The barrier to entry for book publishing was always relatively low compared to other media: magazines, newspapers, radio, TV, and movies would all require much more of a financial and organizational commitment than was required to publish a book. But there definitely was a fence around the book publishing world, and the position of “gatekeeper” was both well-earned and well-rewarded.
But those days are gone too.
As of this writing in April 2013, sales of any book of narrative reading will, depending on topic or genre, be 20% to 60% in ebooks, which requires no inventory investment and minimal distribution infrastructure. Sales of the printed books — the other 40% to 80% — will be anywhere from 25% to 50% through online channels. Those sales can also be achieved (largely through Amazon) without an investment in inventory, printed at the moment they’re ordered.
Link to the rest at The Shatzkin Files
PG will observe that large organizations dealing with disruptive changes to their businesses have a number of very challenging problems:
+ They don’t have the right employees. The employees necessary for the old business are probably not the right employees for the new business. This is a particularly acute problem in the executive suite.

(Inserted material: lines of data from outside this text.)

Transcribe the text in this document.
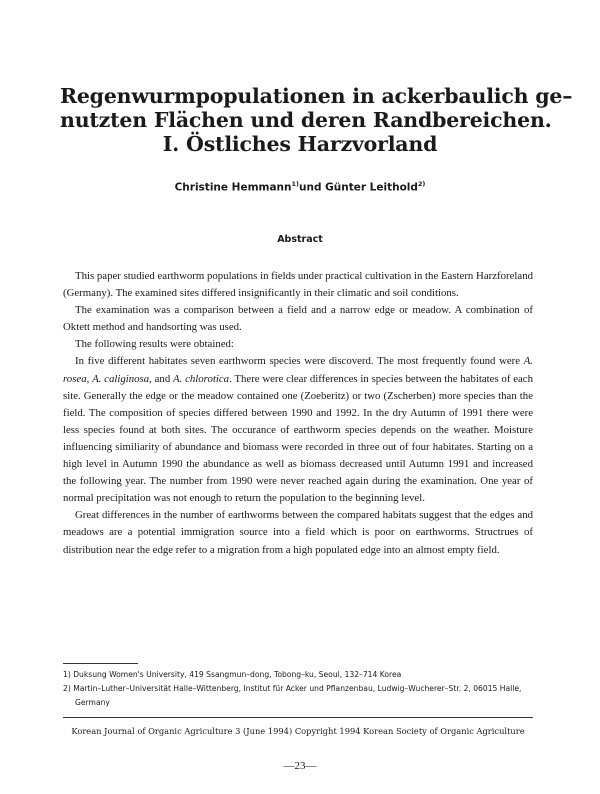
Regenwurmpopulationen in ackerbaulich ge–
nutzten Flächen und deren Randbereichen.
Ⅰ. Östliches Harzvorland
Christine Hemmann$^{1)}$und Günter Leithold$^{2)}$
Abstract

This paper studied earthworm populations in fields under practical cultivation in the Eastern Harzforeland (Germany). The examined sites differed insignificantly in their climatic and soil conditions.

The examination was a comparison between a field and a narrow edge or meadow. A combination of Oktett method and handsorting was used.

The following results were obtained:

In five different habitates seven earthworm species were discoverd. The most frequently found were A. rosea, A. caliginosa, and A. chlorotica. There were clear differences in species between the habitates of each site. Generally the edge or the meadow contained one (Zoeberitz) or two (Zscherben) more species than the field. The composition of species differed between 1990 and 1992. In the dry Autumn of 1991 there were less species found at both sites. The occurance of earthworm species depends on the weather. Moisture influencing similiarity of abundance and biomass were recorded in three out of four habitates. Starting on a high level in Autumn 1990 the abundance as well as biomass decreased until Autumn 1991 and increased the following year. The number from 1990 were never reached again during the examination. One year of normal precipitation was not enough to return the population to the beginning level.

Great differences in the number of earthworms between the compared habitats suggest that the edges and meadows are a potential immigration source into a field which is poor on earthworms. Structrues of distribution near the edge refer to a migration from a high populated edge into an almost empty field.

1) Duksung Women's University, 419 Ssangmun–dong, Tobong–ku, Seoul, 132–714 Korea
2) Martin–Luther–Universität Halle–Wittenberg, Institut für Acker und Pflanzenbau, Ludwig–Wucherer–Str. 2, 06015 Halle, Germany
Korean Journal of Organic Agriculture 3 (June 1994) Copyright 1994 Korean Society of Organic Agriculture
—23—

Hiring a bunch of new employees doesn’t work for a variety of reasons. For one thing, there is typically an age difference. The old business has older employees, including a lot of lifers. The old business doesn’t realize how weird its corporate culture feels to employees necessary to operate the new business. Ultimately, regardless of what the CEO says, the culture doesn’t want to change. The old employees are masters of the politics of dealing with current management and know how to shoot down or slow down new initiatives.

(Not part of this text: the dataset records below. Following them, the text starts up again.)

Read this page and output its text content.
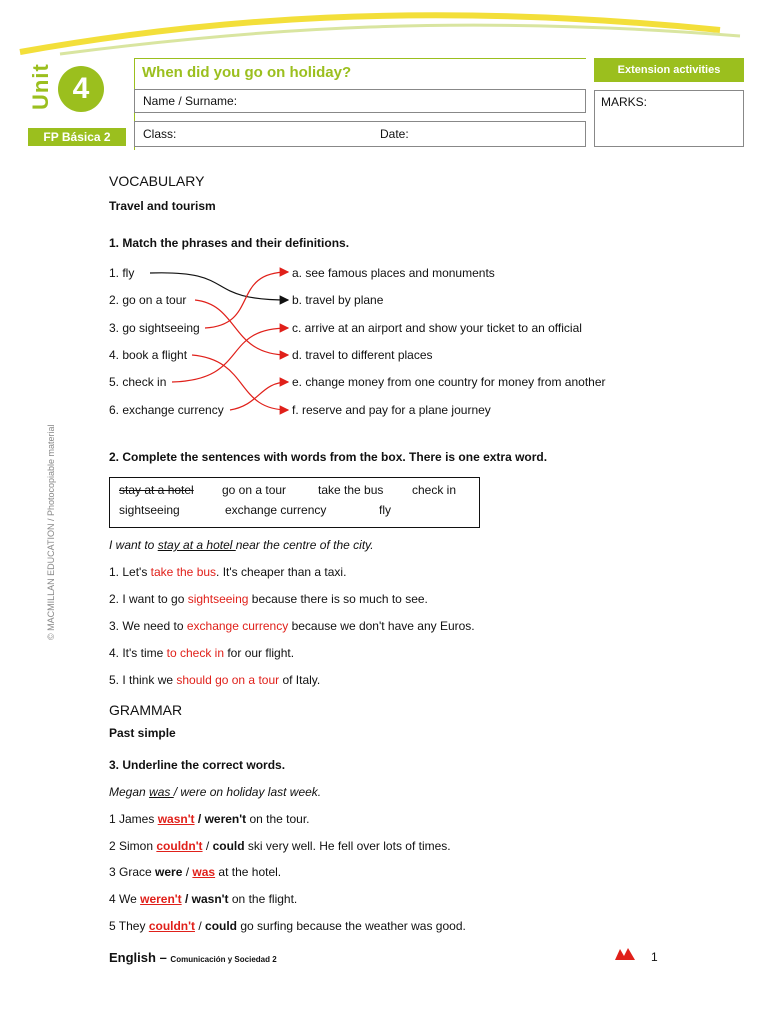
Unit 4
FP Básica 2
When did you go on holiday?
Name / Surname:
Class:	Date:
Extension activities
MARKS:
© MACMILLAN EDUCATION / Photocopiable material
VOCABULARY
Travel and tourism
1. Match the phrases and their definitions.
1. fly
2. go on a tour
3. go sightseeing
4. book a flight
5. check in
6. exchange currency
a. see famous places and monuments
b. travel by plane
c. arrive at an airport and show your ticket to an official
d. travel to different places
e. change money from one country for money from another
f. reserve and pay for a plane journey
2. Complete the sentences with words from the box. There is one extra word.
stay at a hotel go on a tour	take the bus check in
sightseeing	exchange currency	fly
I want to stay at a hotel near the centre of the city.
1. Let's take the bus. It's cheaper than a taxi.
2. I want to go sightseeing because there is so much to see.
3. We need to exchange currency because we don't have any Euros.
4. It's time to check in for our flight.
5. I think we should go on a tour of Italy.
GRAMMAR
Past simple
3. Underline the correct words.
Megan was / were on holiday last week.
1 James wasn't / weren't on the tour.
2 Simon couldn't / could ski very well. He fell over lots of times.
3 Grace were / was at the hotel.
4 We weren't / wasn't on the flight.
5 They couldn't / could go surfing because the weather was good.
English – Comunicación y Sociedad 2	1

New employees and what seem to the old organization to be radical new ideas are treated like bacteria invading a human body. The immune response of the old organization is powerful and manifests itself in many ways. Instead of focusing solely on building the new, valuable time of the new employees is involved in dealing with the immune response. If the organization has hired really talented new employees, those employees will leave for greener pastures where there aren’t any immune responses, leaving the big new thing left half-done. If the organization tries to tie talented new employees down with employment contracts, they’ll responde with low morale, start leaving early and spend their evenings and weekends working on independent projects.
+ The size and resources that give organizations access to scale in the old business slow them way down as they try to adjust to the rapidly-changing new business. Yes, they can eliminate departments and fire people who are no longer needed, but that requires time and places a tremendous drag on the morale of the survivors. Having a billion dollars invested in people and infrastructure necessary for the old business and irrelevant for the new one is a big management problem and a boat anchor for a company that needs to move quickly.

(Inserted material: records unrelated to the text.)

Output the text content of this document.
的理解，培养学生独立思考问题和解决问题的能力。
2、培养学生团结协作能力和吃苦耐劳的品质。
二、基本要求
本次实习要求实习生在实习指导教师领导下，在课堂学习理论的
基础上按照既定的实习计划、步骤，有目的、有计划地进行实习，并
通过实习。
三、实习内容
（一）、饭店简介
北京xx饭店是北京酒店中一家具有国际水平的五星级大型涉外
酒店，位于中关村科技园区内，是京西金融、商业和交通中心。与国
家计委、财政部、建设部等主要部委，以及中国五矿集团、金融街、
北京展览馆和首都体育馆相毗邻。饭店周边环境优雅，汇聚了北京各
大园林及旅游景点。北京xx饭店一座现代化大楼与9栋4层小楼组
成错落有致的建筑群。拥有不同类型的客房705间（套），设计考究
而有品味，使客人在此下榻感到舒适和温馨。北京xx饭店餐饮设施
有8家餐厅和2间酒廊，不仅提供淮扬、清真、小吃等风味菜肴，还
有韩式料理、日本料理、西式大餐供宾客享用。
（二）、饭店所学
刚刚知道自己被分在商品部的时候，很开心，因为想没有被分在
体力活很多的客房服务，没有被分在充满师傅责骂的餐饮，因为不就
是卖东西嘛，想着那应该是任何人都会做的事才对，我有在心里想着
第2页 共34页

+ Finances preclude dumping the old business model as quickly as is strategically desirable. What CEO is going to give up a billion dollar revenue stream that exists today but will be a $50 million dollar revenue stream in five years?
Current revenue is the shiniest of shiny objects for a typical financially-oriented executive. Instead of putting all resources into the potential five billion dollar revenue stream of five years into the future, the executive deludes him/herself that the organization can do two things well, one entrenched in the past while the other pioneers the future.
When the real (as opposed to perceived) competition is 100% focused on the future, this strategy almost never works.
The tech world is littered with the corpses of highly-impressive companies with really smart CEO’s who failed when they tried to ride two horses at the same time. Yes, some companies are able to be successful in lots of different businesses, but none of those businesses are typically facing a serious technology disruption.